While visually pretty interesting, the film versions cut up what should be experienced as a Gesamtkunstwerk - a total work of art, I realized on watching the films, that includes the space of the performance hall, the air breathed by performers and audience alike, the space which both audience and performers strive to traverse with gazes and sounds.

I saw "Doctor Atomic" from the Family Circle, and was keen to compare the Met in HD version as the original had seemed insufficiently operatic - the director was a film director who'd never done opera before, and who seemed to me unable to fill the stage, used as she was as a film maker to being able to simply turn the camera from one scene to another. But seeing it now as a film I realized that the opera's power such as it was was that of opera, of a single overpowering whole which challenges and embraces you. The film version bungled the two main coups de théâtre of the production: the appearance of that row of life-sized kachina figures at the top of the screen, emerging ever so slowly from the dark in a place which had earlier contained something else, and, earlier in the opera, the lowering into the center of the space of the stage of the bomb. Hanging there, mute and threatening, its true power unknown by any of the characters on the stage, it took over the whole space of the Metropolitan Opera House, in an utterly terrifying way. And it just stayed there, mutely threatening, the sense of ominousness building and building. In the film version, we actually looked up with a camera to see it lowered by a boom from rafter full of lights, etc.; obviously a prop, it then disappeared from view except for brief cuts to closeups. No deal.

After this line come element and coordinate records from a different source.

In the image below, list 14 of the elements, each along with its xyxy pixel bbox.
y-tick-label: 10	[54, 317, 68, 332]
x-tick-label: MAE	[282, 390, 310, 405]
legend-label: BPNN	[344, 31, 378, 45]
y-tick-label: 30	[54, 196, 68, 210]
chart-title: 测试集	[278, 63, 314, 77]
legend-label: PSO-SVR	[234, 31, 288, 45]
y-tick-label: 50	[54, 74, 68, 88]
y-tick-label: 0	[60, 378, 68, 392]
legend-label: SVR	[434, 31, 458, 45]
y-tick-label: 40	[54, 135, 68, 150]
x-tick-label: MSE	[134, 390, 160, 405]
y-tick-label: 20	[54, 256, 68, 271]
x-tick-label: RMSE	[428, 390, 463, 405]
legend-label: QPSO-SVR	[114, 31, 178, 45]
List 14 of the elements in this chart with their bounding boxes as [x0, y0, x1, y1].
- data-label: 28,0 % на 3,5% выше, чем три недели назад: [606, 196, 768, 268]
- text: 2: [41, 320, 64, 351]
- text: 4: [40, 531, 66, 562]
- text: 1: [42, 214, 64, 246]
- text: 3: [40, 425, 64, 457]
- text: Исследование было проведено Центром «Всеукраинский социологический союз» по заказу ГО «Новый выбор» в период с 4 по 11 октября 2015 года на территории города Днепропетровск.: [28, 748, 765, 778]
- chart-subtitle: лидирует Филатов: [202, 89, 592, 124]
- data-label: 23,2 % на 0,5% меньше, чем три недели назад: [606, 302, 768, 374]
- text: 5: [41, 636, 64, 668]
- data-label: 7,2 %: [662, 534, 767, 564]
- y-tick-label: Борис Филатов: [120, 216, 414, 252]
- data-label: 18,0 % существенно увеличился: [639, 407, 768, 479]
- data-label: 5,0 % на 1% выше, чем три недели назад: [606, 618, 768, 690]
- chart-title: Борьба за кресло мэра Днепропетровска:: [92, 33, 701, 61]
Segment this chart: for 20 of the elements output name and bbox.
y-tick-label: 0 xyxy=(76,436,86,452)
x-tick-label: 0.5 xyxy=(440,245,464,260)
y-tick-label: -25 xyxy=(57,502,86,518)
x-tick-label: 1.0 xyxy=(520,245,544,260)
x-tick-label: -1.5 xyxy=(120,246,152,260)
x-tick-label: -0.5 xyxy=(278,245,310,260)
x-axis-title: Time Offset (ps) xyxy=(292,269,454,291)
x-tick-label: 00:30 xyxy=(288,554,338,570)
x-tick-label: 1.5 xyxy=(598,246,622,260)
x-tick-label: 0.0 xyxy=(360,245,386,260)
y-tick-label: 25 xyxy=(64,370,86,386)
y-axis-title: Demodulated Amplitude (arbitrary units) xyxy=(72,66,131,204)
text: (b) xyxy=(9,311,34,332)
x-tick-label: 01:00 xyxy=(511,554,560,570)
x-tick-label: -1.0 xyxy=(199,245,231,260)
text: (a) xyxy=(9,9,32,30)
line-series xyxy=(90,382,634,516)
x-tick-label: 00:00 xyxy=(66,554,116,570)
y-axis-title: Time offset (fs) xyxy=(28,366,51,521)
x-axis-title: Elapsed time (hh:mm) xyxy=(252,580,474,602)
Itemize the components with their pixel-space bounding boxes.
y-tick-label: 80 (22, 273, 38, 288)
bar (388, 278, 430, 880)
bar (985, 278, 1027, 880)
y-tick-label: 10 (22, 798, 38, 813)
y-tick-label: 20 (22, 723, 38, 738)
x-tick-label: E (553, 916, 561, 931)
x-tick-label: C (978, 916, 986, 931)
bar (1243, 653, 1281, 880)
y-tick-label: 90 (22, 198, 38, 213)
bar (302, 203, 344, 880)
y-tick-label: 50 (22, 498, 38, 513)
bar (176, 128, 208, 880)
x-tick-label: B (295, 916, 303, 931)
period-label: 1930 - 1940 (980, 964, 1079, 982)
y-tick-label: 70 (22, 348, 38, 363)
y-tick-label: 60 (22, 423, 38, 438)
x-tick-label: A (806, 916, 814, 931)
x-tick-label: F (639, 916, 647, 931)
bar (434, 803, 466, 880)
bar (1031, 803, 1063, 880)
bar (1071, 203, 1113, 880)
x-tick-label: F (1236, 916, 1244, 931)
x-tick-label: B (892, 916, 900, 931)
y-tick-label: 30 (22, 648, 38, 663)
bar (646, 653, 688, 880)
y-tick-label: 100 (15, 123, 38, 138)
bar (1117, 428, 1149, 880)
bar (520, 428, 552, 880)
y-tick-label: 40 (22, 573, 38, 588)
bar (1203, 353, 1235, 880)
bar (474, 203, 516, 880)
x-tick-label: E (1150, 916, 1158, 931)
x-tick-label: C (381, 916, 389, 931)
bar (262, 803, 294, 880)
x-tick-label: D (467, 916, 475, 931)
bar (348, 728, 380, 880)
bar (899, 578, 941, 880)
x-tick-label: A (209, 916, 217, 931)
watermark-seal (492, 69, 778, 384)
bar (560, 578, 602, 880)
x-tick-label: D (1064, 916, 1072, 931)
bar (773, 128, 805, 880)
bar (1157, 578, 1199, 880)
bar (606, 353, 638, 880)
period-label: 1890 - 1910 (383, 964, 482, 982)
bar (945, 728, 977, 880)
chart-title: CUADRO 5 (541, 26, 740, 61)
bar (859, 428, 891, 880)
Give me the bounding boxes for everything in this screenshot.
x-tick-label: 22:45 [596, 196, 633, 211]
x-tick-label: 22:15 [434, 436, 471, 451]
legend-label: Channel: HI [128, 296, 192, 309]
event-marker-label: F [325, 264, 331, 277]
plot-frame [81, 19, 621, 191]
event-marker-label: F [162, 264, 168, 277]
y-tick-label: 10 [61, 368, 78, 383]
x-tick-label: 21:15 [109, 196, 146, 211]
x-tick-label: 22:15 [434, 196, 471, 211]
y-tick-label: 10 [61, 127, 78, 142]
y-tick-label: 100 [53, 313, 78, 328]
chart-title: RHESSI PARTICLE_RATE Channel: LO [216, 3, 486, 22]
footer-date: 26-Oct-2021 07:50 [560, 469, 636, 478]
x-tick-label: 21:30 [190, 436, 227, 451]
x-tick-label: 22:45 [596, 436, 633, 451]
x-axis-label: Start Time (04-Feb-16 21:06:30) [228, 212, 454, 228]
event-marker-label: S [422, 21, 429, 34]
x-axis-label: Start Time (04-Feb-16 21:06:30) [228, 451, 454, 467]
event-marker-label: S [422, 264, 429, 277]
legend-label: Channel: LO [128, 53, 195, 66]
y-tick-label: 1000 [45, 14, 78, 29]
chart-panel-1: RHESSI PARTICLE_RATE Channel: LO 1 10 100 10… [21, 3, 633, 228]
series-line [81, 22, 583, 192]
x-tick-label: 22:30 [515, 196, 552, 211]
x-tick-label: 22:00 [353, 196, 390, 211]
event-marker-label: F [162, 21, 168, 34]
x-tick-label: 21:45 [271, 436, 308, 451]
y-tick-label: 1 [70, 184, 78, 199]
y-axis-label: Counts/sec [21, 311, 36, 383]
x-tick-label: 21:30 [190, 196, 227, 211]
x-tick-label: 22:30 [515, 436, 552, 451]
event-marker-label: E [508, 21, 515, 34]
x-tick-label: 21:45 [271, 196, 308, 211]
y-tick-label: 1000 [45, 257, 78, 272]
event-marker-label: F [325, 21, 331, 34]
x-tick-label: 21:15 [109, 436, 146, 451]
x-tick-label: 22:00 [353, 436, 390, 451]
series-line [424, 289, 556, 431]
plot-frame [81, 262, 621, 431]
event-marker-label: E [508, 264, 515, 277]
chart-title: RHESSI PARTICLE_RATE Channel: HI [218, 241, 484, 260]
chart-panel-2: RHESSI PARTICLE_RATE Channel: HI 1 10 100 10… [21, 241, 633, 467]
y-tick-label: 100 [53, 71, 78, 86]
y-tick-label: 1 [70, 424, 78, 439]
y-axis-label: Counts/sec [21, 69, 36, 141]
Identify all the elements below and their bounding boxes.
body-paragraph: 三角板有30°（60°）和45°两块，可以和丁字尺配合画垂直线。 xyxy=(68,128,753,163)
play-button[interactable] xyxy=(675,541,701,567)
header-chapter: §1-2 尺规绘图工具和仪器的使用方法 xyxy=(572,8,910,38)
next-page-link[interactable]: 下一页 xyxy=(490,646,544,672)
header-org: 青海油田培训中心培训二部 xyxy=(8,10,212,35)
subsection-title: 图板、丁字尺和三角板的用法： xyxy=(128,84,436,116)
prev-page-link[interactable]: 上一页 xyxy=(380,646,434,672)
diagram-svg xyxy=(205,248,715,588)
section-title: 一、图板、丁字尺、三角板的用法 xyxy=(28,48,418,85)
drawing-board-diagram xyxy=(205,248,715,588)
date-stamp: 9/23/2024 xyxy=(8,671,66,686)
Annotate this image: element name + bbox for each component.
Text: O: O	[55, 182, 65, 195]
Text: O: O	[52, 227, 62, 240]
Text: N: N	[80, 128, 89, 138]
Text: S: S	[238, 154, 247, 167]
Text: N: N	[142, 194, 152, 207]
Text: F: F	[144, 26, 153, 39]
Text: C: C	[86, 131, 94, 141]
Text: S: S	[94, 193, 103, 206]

And in tonight's "Phèdre," something analogous. As the smitten Phèdre writhes in anguish at her impossible love for her stepson, members of our movie audience giggled. Giggled! They would never have dared if in a space with actual actors. Indeed, the very lines which elicited the nervous giggles were among the play's most powerful - in some cases precisely because they were slightly ridiculous. That's the extent of her tragic derangement. That's part of the pity and horror. I realized that it only works if the actor suffering before you makes it impossible for you to look away, to think "it's only art" with relief or pleasure or disappointment. Film can generate immediacy of its own, no doubt. But the immediacy of live performance is different, and gets lost in the translation to film. I was reminded of Grotowski's manifestos for a "poor theater," a theater does what only it can do. For him it's all about the reality of the performers' bodies, and their pain - not feigned but real. Only being made witness to that can the viewer be affected in a real way by the performance.

But I don't want to conclude that there's no way of sharing live performance with remote audiences. What if, instead of trying to make it satisfying the way films are (changes in angle, scale, etc., and available in a non-space for viewers to imaginatively enter), the experience of the actual audience member were recreated: a fixed view (from the best seat in the house, of course), but in sufficient detail (HD!) that the viewer could focus on particular scenes and performers, as one naturally does. (The eye, as we know, bounces around scenes it surveys, all the time.) Instead of 3D glasses the audience coud be given disposable opera glasses! If you were surrounded by other viewers in a similar relationship to the performance - seated next to and behind you and in front of you in the movie theater - and knew the broadcast to be live, you just might get some sense of participation in the spectacle, of sharing that space and that time with these performers. Very old fashioned, I know. But I suspect it might work. Only for those who've had the good fortune to taste the genuine article? Perhaps, but maybe not. It's worth a try. For the three-dimensional experience of live staged performance, the audience needs to feel part of the same space as the performance.